Haridas Namitha Thalekkara, Sanchez-Bornot Jose M, McClean Paula L, Wong-Lin KongFatt
Intelligent Systems Research Centre, School of Computing, Engineering and Intelligent Systems Ulster University, Magee campus Derry∼Londonderry Northern Ireland UK.
Personalised Medicine Centre, School of Medicine Ulster University, Magee campus Derry∼Londonderry Northern Ireland UK.
Healthc Technol Lett. 2024 Sep 15;11(6):452-460. doi: 10.1049/htl2.12091. eCollection 2024 Dec.
Missing Alzheimer's disease (AD) data is prevalent and poses significant challenges for AD diagnosis. Previous studies have explored various data imputation approaches on AD data, but the systematic evaluation of deep learning algorithms for imputing heterogeneous and comprehensive AD data is limited. This study investigates the efficacy of denoising autoencoder-based imputation of missing key features of heterogeneous data that comprised tau-PET, MRI, cognitive and functional assessments, genotype, sociodemographic, and medical history. The authors focused on extreme (≥40%) missing at random of key features which depend on AD progression; identified as the history of a mother having AD, APoE ε4 alleles, and clinical dementia rating. Along with features selected using traditional feature selection methods, latent features extracted from the denoising autoencoder are incorporated for subsequent classification. Using random forest classification with 10-fold cross-validation, robust AD predictive performance of imputed datasets (accuracy: 79%-85%; precision: 71%-85%) across missingness levels, and high recall values with 40% missingness are found. Further, the feature-selected dataset using feature selection methods, including autoencoder, demonstrated higher classification score than that of the original complete dataset. These results highlight the effectiveness and robustness of autoencoder in imputing crucial information for reliable AD prediction in AI-based clinical decision support systems.

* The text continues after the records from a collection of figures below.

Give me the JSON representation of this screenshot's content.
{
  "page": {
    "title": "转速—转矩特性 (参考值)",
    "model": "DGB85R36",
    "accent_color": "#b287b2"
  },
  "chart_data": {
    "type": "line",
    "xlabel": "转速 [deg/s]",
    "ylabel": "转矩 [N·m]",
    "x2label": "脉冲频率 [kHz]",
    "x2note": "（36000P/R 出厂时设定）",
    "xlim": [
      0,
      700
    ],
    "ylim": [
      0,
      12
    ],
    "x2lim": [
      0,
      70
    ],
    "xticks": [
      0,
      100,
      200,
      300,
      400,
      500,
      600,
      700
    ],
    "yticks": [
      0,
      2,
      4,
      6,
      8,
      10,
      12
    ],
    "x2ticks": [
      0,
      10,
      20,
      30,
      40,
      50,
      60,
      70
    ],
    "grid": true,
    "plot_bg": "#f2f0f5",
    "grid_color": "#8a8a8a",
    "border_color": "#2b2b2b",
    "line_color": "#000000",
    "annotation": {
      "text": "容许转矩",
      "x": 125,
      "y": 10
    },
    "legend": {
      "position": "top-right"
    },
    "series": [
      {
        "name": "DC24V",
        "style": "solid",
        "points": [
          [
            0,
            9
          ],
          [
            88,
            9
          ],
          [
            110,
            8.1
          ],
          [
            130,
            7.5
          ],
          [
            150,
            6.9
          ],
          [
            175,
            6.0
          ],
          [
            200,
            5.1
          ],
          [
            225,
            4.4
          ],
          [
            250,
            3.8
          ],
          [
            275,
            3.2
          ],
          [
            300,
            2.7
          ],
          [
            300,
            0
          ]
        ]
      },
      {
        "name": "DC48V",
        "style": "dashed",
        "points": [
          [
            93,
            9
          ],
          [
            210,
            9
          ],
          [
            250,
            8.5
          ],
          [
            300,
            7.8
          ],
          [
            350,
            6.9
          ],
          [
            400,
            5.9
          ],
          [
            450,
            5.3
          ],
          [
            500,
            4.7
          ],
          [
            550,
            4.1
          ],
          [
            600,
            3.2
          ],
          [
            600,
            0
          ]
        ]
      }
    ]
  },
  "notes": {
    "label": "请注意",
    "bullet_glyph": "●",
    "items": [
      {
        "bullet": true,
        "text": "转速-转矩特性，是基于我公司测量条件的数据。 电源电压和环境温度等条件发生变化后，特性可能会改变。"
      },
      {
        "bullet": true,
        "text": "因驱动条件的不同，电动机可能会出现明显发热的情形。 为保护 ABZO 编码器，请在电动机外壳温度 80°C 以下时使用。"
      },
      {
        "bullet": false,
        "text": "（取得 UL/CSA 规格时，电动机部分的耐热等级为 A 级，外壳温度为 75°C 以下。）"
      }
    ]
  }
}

阿尔茨海默病(AD)数据缺失的情况很普遍,给AD诊断带来了重大挑战。以往的研究已经探索了针对AD数据的各种数据插补方法,但对用于插补异质且全面的AD数据的深度学习算法的系统评估有限。本研究调查了基于去噪自编码器插补异质数据关键缺失特征的有效性,这些数据包括tau-PET、MRI、认知和功能评估、基因型、社会人口统计学和病史。作者关注的是与AD进展相关的关键特征随机出现的极端(≥40%)缺失情况;这些特征被确定为母亲患有AD的病史、APoE ε4等位基因和临床痴呆评定量表。除了使用传统特征选择方法选择的特征外,还将从去噪自编码器中提取的潜在特征纳入后续分类。通过使用具有10折交叉验证的随机森林分类,发现插补数据集在不同缺失水平上具有稳健的AD预测性能(准确率:79%-85%;精确率:71%-85%),并且在缺失率为40%时具有较高的召回值。此外,使用包括自编码器在内的特征选择方法选择的特征数据集,其分类得分高于原始完整数据集。这些结果突出了自编码器在为基于人工智能的临床决策支持系统中可靠的AD预测插补关键信息方面的有效性和稳健性。